Genome of the Asian longhorned beetle (Anoplophora glabripennis), a globally significant invasive species, reveals key functional and evolutionary innovations at the beetle–plant interface.
Genome Biology201617:227 DOI: 10.1186/s13059-016-1088-8
© The Author(s). 2016. Published Open Access. Reprinted under Creative Commons Attribution 4.0 International License (CC BY 4.0).
Evolutionary biology has no problem with horizontal gene transfer as a cause of evolutionary change. In fact much of modern bio-engineering is really human-facilitated gene transfer biologically little different to these occasional examples. There are schools of thought that horizontal gene transfer may well have been commonplace in the early stages of evolution and that, although all life now probably shares a common ancestor, that common ancestor might well have had several.

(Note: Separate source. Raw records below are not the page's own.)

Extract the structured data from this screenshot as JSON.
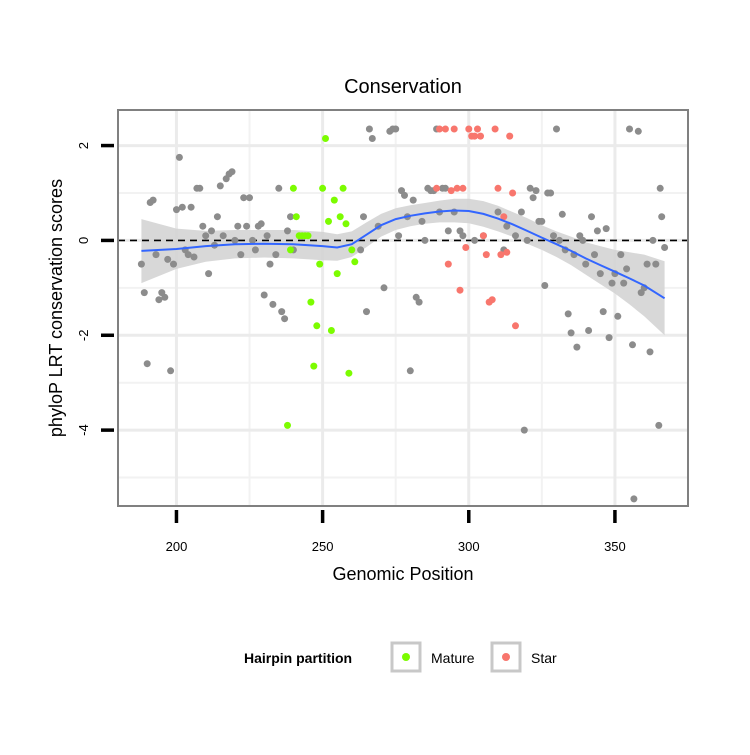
{
  "chart_data": {
    "type": "scatter",
    "title": "Conservation",
    "xlabel": "Genomic Position",
    "ylabel": "phyloP LRT conservation scores",
    "xlim": [
      180,
      375
    ],
    "ylim": [
      -5.6,
      2.75
    ],
    "x_ticks": [
      200,
      250,
      300,
      350
    ],
    "y_ticks": [
      2,
      0,
      -2,
      -4
    ],
    "x_minor_grid": [
      225,
      275,
      325
    ],
    "y_minor_grid": [
      1,
      -1,
      -3,
      -5
    ],
    "grid": true,
    "reference_line": {
      "y": 0,
      "style": "dashed"
    },
    "legend": {
      "title": "Hairpin partition",
      "position": "bottom",
      "entries": [
        {
          "label": "Mature",
          "color": "#7CFC00"
        },
        {
          "label": "Star",
          "color": "#F8766D"
        }
      ]
    },
    "colors": {
      "other": "#8c8c8c",
      "Mature": "#7CFC00",
      "Star": "#F8766D",
      "smooth_line": "#3366FF",
      "ribbon": "#d4d4d4"
    },
    "series": [
      {
        "group": "other",
        "points": [
          [
            188,
            -0.5
          ],
          [
            189,
            -1.1
          ],
          [
            190,
            -2.6
          ],
          [
            191,
            0.8
          ],
          [
            192,
            0.85
          ],
          [
            193,
            -0.3
          ],
          [
            194,
            -1.25
          ],
          [
            195,
            -1.1
          ],
          [
            196,
            -1.2
          ],
          [
            197,
            -0.4
          ],
          [
            198,
            -2.75
          ],
          [
            199,
            -0.5
          ],
          [
            200,
            0.65
          ],
          [
            201,
            1.75
          ],
          [
            202,
            0.7
          ],
          [
            203,
            -0.2
          ],
          [
            204,
            -0.3
          ],
          [
            205,
            0.7
          ],
          [
            206,
            -0.35
          ],
          [
            207,
            1.1
          ],
          [
            208,
            1.1
          ],
          [
            209,
            0.3
          ],
          [
            210,
            0.1
          ],
          [
            211,
            -0.7
          ],
          [
            212,
            0.2
          ],
          [
            213,
            -0.1
          ],
          [
            214,
            0.5
          ],
          [
            215,
            1.15
          ],
          [
            216,
            0.1
          ],
          [
            217,
            1.3
          ],
          [
            218,
            1.4
          ],
          [
            219,
            1.45
          ],
          [
            220,
            0.0
          ],
          [
            221,
            0.3
          ],
          [
            222,
            -0.3
          ],
          [
            223,
            0.9
          ],
          [
            224,
            0.3
          ],
          [
            225,
            0.9
          ],
          [
            226,
            0.0
          ],
          [
            227,
            -0.2
          ],
          [
            228,
            0.3
          ],
          [
            229,
            0.35
          ],
          [
            230,
            -1.15
          ],
          [
            231,
            0.1
          ],
          [
            232,
            -0.5
          ],
          [
            233,
            -1.35
          ],
          [
            234,
            -0.3
          ],
          [
            235,
            1.1
          ],
          [
            236,
            -1.5
          ],
          [
            237,
            -1.65
          ],
          [
            238,
            0.2
          ],
          [
            239,
            0.5
          ],
          [
            240,
            -0.2
          ],
          [
            263,
            -0.2
          ],
          [
            264,
            0.5
          ],
          [
            265,
            -1.5
          ],
          [
            266,
            2.35
          ],
          [
            267,
            2.15
          ],
          [
            269,
            0.3
          ],
          [
            271,
            -1.0
          ],
          [
            273,
            2.3
          ],
          [
            274,
            2.35
          ],
          [
            275,
            2.35
          ],
          [
            276,
            0.1
          ],
          [
            277,
            1.05
          ],
          [
            278,
            0.95
          ],
          [
            279,
            0.5
          ],
          [
            280,
            -2.75
          ],
          [
            281,
            0.85
          ],
          [
            282,
            -1.2
          ],
          [
            283,
            -1.3
          ],
          [
            284,
            0.4
          ],
          [
            285,
            0.0
          ],
          [
            286,
            1.1
          ],
          [
            287,
            1.05
          ],
          [
            288,
            1.05
          ],
          [
            289,
            2.35
          ],
          [
            290,
            0.6
          ],
          [
            291,
            1.1
          ],
          [
            292,
            1.1
          ],
          [
            293,
            0.2
          ],
          [
            295,
            0.6
          ],
          [
            297,
            0.2
          ],
          [
            298,
            0.1
          ],
          [
            302,
            0.0
          ],
          [
            305,
            0.1
          ],
          [
            310,
            0.6
          ],
          [
            312,
            -0.2
          ],
          [
            313,
            0.3
          ],
          [
            316,
            0.1
          ],
          [
            318,
            0.6
          ],
          [
            319,
            -4.0
          ],
          [
            320,
            0.0
          ],
          [
            321,
            1.1
          ],
          [
            322,
            0.9
          ],
          [
            323,
            1.05
          ],
          [
            324,
            0.4
          ],
          [
            325,
            0.4
          ],
          [
            326,
            -0.95
          ],
          [
            327,
            1.0
          ],
          [
            328,
            1.0
          ],
          [
            329,
            0.1
          ],
          [
            330,
            2.35
          ],
          [
            331,
            0.0
          ],
          [
            332,
            0.55
          ],
          [
            333,
            -0.2
          ],
          [
            334,
            -1.55
          ],
          [
            335,
            -1.95
          ],
          [
            336,
            -0.3
          ],
          [
            337,
            -2.25
          ],
          [
            338,
            0.1
          ],
          [
            339,
            0.0
          ],
          [
            340,
            -0.5
          ],
          [
            341,
            -1.9
          ],
          [
            342,
            0.5
          ],
          [
            343,
            -0.3
          ],
          [
            344,
            0.2
          ],
          [
            345,
            -0.7
          ],
          [
            346,
            -1.5
          ],
          [
            347,
            0.25
          ],
          [
            348,
            -2.05
          ],
          [
            349,
            -0.9
          ],
          [
            350,
            -0.7
          ],
          [
            351,
            -1.6
          ],
          [
            352,
            -0.3
          ],
          [
            353,
            -0.9
          ],
          [
            354,
            -0.6
          ],
          [
            355,
            2.35
          ],
          [
            356,
            -2.2
          ],
          [
            356.5,
            -5.45
          ],
          [
            358,
            2.3
          ],
          [
            359,
            -1.1
          ],
          [
            360,
            -1.0
          ],
          [
            361,
            -0.5
          ],
          [
            362,
            -2.35
          ],
          [
            363,
            0.0
          ],
          [
            364,
            -0.5
          ],
          [
            365,
            -3.9
          ],
          [
            365.5,
            1.1
          ],
          [
            366,
            0.5
          ],
          [
            367,
            -0.15
          ]
        ]
      },
      {
        "group": "Mature",
        "points": [
          [
            238,
            -3.9
          ],
          [
            239,
            -0.2
          ],
          [
            240,
            1.1
          ],
          [
            241,
            0.5
          ],
          [
            242,
            0.1
          ],
          [
            243,
            0.1
          ],
          [
            244,
            0.1
          ],
          [
            245,
            0.1
          ],
          [
            246,
            -1.3
          ],
          [
            247,
            -2.65
          ],
          [
            248,
            -1.8
          ],
          [
            249,
            -0.5
          ],
          [
            250,
            1.1
          ],
          [
            251,
            2.15
          ],
          [
            252,
            0.4
          ],
          [
            253,
            -1.9
          ],
          [
            254,
            0.85
          ],
          [
            255,
            -0.7
          ],
          [
            256,
            0.5
          ],
          [
            257,
            1.1
          ],
          [
            258,
            0.35
          ],
          [
            259,
            -2.8
          ],
          [
            260,
            -0.2
          ],
          [
            261,
            -0.45
          ]
        ]
      },
      {
        "group": "Star",
        "points": [
          [
            289,
            1.1
          ],
          [
            290,
            2.35
          ],
          [
            292,
            2.35
          ],
          [
            293,
            -0.5
          ],
          [
            294,
            1.05
          ],
          [
            295,
            2.35
          ],
          [
            296,
            1.1
          ],
          [
            297,
            -1.05
          ],
          [
            298,
            1.1
          ],
          [
            299,
            -0.15
          ],
          [
            300,
            2.35
          ],
          [
            301,
            2.2
          ],
          [
            302,
            2.2
          ],
          [
            303,
            2.35
          ],
          [
            304,
            2.2
          ],
          [
            305,
            0.1
          ],
          [
            306,
            -0.3
          ],
          [
            307,
            -1.3
          ],
          [
            308,
            -1.25
          ],
          [
            309,
            2.35
          ],
          [
            310,
            1.1
          ],
          [
            311,
            -0.3
          ],
          [
            312,
            0.5
          ],
          [
            313,
            -0.25
          ],
          [
            314,
            2.2
          ],
          [
            315,
            1.0
          ],
          [
            316,
            -1.8
          ]
        ]
      }
    ],
    "smooth": {
      "x": [
        188,
        200,
        210,
        220,
        230,
        240,
        250,
        255,
        260,
        265,
        270,
        275,
        280,
        285,
        290,
        295,
        300,
        305,
        310,
        315,
        320,
        325,
        330,
        335,
        340,
        345,
        350,
        355,
        360,
        367
      ],
      "y": [
        -0.22,
        -0.18,
        -0.12,
        -0.08,
        -0.07,
        -0.08,
        -0.12,
        -0.15,
        -0.08,
        0.12,
        0.32,
        0.45,
        0.52,
        0.57,
        0.61,
        0.63,
        0.62,
        0.56,
        0.46,
        0.34,
        0.2,
        0.06,
        -0.08,
        -0.22,
        -0.38,
        -0.52,
        -0.66,
        -0.8,
        -0.95,
        -1.22
      ],
      "lower": [
        -0.9,
        -0.6,
        -0.45,
        -0.38,
        -0.36,
        -0.38,
        -0.42,
        -0.43,
        -0.35,
        -0.14,
        0.08,
        0.22,
        0.3,
        0.35,
        0.38,
        0.38,
        0.36,
        0.29,
        0.19,
        0.08,
        -0.07,
        -0.2,
        -0.35,
        -0.52,
        -0.72,
        -0.92,
        -1.12,
        -1.35,
        -1.6,
        -2.0
      ],
      "upper": [
        0.45,
        0.25,
        0.2,
        0.22,
        0.22,
        0.22,
        0.18,
        0.13,
        0.19,
        0.38,
        0.56,
        0.68,
        0.74,
        0.79,
        0.84,
        0.88,
        0.88,
        0.83,
        0.73,
        0.6,
        0.47,
        0.32,
        0.19,
        0.08,
        -0.04,
        -0.12,
        -0.2,
        -0.25,
        -0.3,
        -0.44
      ]
    }
  }
}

But it's entirely inconsistent with creationist mythology which, even stretching their definition of 'kind' to an absurd point, there is no way a composite species having multiple and diverse genetic ancestors can be forced into this model.
Of course, they could try to get away with the argument that this isn't gene transfer at all but simply an example of their magic designer re-using a previous design. The problem is there are countless examples of where the same thing is done lots of different ways that the only way this can be incorporated into a conscious design model is to assume the designer has an acute form or amnesia which causes it to forget all about its designs when designing something else.
There is a very good example of this in fact, of which the Asian longhorn beetle is an example. What is described in the above paper offers an explanation of how this beetle's evolution overcame the difficulty many animals have with digesting cellulose. Other species, such as famously the termites, as well as many herbivores don't have this solution. They rely on their gut biota to do it for them and have co-evolved elaborate mechanisms to facilitate this. Only a few days ago another research group published findings which appear to show how mice and humans probably also depend on their gut microbiome to process cellulose and supply small molecule derivatives essential for good health. Why didn't creationists' assumed magic creator use the longhorn beetle solution i the form of an assumed re-use of an earlier design?
So come one creationists! Show how this kind of thing can be fitted into your model? What kind is the Asian longhorn; a beetle kind, a fungus kind, a bacterium kind or a different kind of kind altogether. A kind of muddle, maybe?